L'Irak marqué à jamais par la révolte, dit la plus haute autorité chiite du pays
L'Irak sera à jamais marqué par les semaines de manifestations réclamant des réformes et le départ de la classe politique, a estimé vendredi la plus haute autorité chiite du pays, dans une nouvelle marque de soutien à cette inédite contestation.
Les rassemblements ont pris de l'ampleur après ces déclarations dans des villes du sud et à Bagdad où trois manifestants ont été tués par des tirs à balles réelles et par une grenade lacrymogène, selon des sources médicales.
Le grand ayatollah Ali Sistani a affirmé que les autorités devraient agir rapidement pour répondre aux revendications des manifestants qui dénoncent leurs difficiles conditions de vie dans un pays riche en pétrole et exigent la fin de la corruption ainsi que la refonte du système politique.
"Si ceux qui sont au pouvoir pensent qu'ils peuvent se soustraire à de vraies réformes en gagnant du temps et en procrastinant, ils délirent", a dit son représentant, Ahmad al-Safi, dans un prêche prononcé au nom du dignitaire religieux dans la ville sainte chiite de Kerbala (sud).
- "Il est avec nous!" -
"Ils doivent savoir que (l'Irak) ne sera plus le même après ces manifestations", a-t-il ajouté.
Ce mouvement de révolte, qui a débuté le 1er octobre, a été émaillé de violences qui ont coûté la vie à plus de 330 personnes, majoritairement des manifestants.

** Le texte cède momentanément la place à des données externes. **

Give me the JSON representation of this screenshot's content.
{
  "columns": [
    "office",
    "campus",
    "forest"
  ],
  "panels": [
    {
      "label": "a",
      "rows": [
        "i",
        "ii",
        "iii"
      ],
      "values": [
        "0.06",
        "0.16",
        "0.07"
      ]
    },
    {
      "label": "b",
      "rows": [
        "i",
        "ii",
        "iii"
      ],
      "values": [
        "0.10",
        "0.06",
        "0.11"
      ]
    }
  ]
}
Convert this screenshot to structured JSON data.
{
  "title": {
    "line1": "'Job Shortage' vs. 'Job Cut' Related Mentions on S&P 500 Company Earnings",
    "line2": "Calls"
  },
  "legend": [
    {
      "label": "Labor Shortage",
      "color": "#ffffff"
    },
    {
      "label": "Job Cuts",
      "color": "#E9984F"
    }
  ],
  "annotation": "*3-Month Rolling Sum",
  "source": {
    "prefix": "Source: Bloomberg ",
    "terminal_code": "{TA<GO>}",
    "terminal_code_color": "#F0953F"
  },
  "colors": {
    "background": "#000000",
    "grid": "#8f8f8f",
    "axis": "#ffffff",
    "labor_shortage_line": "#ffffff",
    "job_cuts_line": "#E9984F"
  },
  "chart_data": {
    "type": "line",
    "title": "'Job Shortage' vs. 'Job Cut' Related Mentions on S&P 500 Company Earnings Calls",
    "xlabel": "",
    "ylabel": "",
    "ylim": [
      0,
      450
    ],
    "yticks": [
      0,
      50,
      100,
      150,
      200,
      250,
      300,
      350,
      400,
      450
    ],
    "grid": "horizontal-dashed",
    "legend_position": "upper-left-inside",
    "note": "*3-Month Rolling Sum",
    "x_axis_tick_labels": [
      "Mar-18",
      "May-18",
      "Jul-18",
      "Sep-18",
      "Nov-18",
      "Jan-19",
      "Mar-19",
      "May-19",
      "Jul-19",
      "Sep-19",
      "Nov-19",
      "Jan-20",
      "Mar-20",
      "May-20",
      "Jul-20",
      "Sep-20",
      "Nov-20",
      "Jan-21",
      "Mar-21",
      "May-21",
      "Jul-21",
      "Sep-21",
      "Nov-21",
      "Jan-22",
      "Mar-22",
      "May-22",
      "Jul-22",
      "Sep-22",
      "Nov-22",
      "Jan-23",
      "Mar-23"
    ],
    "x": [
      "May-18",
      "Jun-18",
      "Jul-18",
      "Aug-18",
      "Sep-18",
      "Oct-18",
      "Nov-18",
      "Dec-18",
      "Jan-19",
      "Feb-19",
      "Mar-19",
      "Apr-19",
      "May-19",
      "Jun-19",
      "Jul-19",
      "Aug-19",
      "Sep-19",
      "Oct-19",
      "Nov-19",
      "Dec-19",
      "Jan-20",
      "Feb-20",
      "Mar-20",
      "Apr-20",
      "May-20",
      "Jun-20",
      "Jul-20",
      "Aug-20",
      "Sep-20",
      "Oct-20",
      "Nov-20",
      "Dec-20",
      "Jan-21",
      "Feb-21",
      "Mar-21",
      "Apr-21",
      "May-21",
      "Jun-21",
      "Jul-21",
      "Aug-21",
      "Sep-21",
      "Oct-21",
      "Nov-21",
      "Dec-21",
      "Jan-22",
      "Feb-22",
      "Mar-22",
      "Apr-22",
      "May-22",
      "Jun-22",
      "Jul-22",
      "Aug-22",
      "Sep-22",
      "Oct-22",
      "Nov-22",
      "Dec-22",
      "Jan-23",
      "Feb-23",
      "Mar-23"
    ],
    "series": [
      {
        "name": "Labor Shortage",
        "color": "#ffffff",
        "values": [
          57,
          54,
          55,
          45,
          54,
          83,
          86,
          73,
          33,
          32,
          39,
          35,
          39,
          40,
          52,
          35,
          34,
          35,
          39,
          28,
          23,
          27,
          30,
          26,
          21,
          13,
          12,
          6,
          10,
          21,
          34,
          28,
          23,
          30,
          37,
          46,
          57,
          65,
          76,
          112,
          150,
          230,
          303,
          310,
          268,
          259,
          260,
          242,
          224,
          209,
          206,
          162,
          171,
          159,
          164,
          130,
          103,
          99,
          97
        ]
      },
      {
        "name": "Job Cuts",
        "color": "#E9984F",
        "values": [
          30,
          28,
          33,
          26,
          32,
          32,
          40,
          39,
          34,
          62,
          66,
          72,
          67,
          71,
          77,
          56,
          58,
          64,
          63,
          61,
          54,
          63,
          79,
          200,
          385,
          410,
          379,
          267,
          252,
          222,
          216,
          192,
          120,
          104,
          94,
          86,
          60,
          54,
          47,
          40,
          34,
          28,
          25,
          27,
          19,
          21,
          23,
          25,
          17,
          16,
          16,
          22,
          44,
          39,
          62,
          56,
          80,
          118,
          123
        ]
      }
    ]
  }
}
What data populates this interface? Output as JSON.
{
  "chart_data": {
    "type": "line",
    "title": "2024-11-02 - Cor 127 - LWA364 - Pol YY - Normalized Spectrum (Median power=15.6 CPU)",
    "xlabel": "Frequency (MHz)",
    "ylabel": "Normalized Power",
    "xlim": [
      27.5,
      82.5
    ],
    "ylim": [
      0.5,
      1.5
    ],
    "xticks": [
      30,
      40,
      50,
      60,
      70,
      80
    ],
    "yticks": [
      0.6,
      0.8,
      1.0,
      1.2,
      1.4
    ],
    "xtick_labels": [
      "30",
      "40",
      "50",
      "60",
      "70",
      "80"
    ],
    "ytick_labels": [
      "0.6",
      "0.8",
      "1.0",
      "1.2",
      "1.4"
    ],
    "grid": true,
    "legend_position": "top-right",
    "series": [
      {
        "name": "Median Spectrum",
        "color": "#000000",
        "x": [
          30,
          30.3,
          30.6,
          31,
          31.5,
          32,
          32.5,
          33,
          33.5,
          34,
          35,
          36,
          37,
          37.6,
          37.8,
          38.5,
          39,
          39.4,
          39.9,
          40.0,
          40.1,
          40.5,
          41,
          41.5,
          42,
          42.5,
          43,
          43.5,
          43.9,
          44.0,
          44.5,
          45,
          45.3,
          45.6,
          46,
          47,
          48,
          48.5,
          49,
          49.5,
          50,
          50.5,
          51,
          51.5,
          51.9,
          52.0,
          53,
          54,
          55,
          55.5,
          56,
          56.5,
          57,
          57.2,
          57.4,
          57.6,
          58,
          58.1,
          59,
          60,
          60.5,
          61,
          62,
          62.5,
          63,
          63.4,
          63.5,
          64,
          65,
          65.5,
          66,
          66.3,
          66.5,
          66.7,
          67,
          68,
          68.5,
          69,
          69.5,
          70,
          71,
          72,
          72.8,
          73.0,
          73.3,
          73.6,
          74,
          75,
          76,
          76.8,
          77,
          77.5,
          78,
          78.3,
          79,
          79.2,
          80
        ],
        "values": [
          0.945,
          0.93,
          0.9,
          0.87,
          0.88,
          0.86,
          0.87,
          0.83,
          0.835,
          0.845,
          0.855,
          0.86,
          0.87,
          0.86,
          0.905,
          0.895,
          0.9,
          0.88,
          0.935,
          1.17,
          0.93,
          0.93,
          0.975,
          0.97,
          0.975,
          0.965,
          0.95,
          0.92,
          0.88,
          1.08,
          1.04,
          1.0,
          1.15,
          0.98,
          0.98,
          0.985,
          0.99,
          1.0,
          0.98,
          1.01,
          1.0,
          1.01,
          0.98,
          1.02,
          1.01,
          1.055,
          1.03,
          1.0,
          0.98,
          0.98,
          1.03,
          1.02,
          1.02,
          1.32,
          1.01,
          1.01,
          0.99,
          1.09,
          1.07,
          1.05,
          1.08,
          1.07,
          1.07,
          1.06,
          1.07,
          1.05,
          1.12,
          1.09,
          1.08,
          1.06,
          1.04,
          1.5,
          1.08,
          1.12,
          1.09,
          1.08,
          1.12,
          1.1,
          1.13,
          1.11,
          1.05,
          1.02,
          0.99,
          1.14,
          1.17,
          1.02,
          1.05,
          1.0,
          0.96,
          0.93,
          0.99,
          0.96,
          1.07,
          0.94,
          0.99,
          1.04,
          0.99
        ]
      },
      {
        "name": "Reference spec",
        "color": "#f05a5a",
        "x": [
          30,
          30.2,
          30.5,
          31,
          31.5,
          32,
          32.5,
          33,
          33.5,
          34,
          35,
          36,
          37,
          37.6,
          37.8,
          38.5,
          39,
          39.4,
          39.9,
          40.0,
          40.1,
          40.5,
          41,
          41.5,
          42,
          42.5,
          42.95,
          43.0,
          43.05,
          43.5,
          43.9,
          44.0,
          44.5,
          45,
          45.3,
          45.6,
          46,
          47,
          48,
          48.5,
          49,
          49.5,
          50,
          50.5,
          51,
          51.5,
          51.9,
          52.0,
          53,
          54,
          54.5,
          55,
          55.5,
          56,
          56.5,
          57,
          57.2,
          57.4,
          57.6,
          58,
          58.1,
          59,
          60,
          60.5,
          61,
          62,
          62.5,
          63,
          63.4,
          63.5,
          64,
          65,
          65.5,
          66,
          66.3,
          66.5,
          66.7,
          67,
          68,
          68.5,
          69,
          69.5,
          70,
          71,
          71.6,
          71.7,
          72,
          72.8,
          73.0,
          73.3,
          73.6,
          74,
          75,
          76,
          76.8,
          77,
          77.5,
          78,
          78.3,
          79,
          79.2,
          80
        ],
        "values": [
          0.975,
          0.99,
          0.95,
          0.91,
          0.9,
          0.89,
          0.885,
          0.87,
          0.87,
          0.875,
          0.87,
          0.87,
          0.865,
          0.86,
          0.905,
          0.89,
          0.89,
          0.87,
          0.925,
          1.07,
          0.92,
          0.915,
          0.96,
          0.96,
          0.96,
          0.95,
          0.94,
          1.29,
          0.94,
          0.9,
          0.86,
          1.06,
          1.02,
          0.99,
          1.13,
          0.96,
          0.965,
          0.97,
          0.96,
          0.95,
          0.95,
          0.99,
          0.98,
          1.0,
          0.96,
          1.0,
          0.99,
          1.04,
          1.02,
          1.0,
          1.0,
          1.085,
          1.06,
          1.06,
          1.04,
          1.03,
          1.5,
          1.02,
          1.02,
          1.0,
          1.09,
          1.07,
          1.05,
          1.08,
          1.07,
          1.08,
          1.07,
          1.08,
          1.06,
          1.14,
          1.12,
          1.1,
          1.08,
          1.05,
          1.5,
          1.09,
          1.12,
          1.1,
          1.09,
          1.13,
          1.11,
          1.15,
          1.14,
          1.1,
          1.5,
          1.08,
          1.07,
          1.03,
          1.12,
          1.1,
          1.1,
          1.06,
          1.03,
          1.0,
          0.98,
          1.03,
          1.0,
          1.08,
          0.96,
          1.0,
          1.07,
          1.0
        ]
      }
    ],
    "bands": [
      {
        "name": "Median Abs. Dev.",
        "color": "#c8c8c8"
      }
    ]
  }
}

Très influent, Ali Sistani, 89 ans, a d'abord prudemment soutenu les manifestants, assurant que leurs demandes étaient "légitimes", mais il s'est engagé plus avant ces derniers jours.
Vendredi, il a estimé que les manifestations étaient "une façon honorable" de parvenir à un changement. Et que "rien de notable n'a été accompli pour l'instant" concernant les revendications des manifestants.
Cette semaine, l'ayatollah Sistani avait rencontré la cheffe de la mission d'assistance de l'ONU en Irak (Unami), Jeanine Hennis-Plasschaert, et approuvé selon elle sa feuille de route pour une sortie de crise, avec des réformes électorales dans l'immédiat et des aménagements de la Constitution.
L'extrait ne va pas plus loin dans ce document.